His second marriage was in New Haven, Connecticut to Mary Whiting on October 29, 1836, the ceremony performed by Reverend Leonard Bacon. Two of his four children did not survive childhood; the eldest daughter in her seventh year, and the youngest son in his fifth.

Returning to Philadelphia, Brainerd provided assistance to the Trenton Academy in the absence of the principal, where he was introduced to Thomas Langstroth, of Trenton, New Jersey, a retired Philadelphia merchant.

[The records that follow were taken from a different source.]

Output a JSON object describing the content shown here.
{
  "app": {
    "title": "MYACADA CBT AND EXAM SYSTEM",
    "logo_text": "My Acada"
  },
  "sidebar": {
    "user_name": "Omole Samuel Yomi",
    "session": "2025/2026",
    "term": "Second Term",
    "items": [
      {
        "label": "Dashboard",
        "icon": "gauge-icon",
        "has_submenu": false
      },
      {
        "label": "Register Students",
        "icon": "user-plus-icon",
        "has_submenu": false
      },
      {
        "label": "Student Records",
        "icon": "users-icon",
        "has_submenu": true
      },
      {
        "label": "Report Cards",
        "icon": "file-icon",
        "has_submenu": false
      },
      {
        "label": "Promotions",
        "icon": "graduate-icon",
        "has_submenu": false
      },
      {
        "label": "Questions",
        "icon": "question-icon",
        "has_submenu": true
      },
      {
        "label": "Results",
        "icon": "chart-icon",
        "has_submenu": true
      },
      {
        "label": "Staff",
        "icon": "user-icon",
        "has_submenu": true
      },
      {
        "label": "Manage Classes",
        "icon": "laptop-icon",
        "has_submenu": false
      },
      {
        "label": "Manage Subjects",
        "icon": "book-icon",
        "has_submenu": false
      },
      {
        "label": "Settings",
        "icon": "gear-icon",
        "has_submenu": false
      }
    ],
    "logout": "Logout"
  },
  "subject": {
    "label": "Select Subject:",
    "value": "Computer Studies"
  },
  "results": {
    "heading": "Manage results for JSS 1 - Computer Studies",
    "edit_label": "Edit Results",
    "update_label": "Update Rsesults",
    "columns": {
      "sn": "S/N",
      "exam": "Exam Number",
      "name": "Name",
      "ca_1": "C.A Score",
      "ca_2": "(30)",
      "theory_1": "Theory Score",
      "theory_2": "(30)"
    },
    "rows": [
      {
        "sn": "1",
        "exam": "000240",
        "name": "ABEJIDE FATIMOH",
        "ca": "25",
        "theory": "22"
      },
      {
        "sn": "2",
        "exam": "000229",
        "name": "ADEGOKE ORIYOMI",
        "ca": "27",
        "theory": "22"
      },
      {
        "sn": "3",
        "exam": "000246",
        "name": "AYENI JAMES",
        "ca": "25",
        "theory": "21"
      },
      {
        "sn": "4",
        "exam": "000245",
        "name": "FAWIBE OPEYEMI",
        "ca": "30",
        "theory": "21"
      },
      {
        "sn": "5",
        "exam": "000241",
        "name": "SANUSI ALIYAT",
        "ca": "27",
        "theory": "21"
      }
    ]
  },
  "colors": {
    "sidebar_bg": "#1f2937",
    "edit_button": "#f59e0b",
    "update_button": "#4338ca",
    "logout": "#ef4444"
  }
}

Brainerd had four children, the eldest,Thomas Chalmers, was born on September 27, 1837, in Philadelphia. (Note: Thomas and Mary Whiting Brainerd, had four children: Thomas Chalmers Brainerd - September 27, 1837, Mary Whiting Brainerd - February 24, 1839, Emma Gertrude Brainerd - January 3, 1841, Charles Brainerd - January 21, 1844) He joined the Union Army as a first lieutenant in 1863, and was present during the First Battle of Charleston Harbor in South Carolina during the American Civil War and served as Lieutenant and an assistant surgeon to treat a large number of wounded soldiers.

==Ministry life==
After graduating, Brainerd moved to Philadelphia, substituting as a preacher for the Reverend. Dr. James Patterson of the First Presbyterian church of the Northern Liberties. Thereafter he removed to Cincinnati, and became an assistant of the Rev. Dr. Lyman .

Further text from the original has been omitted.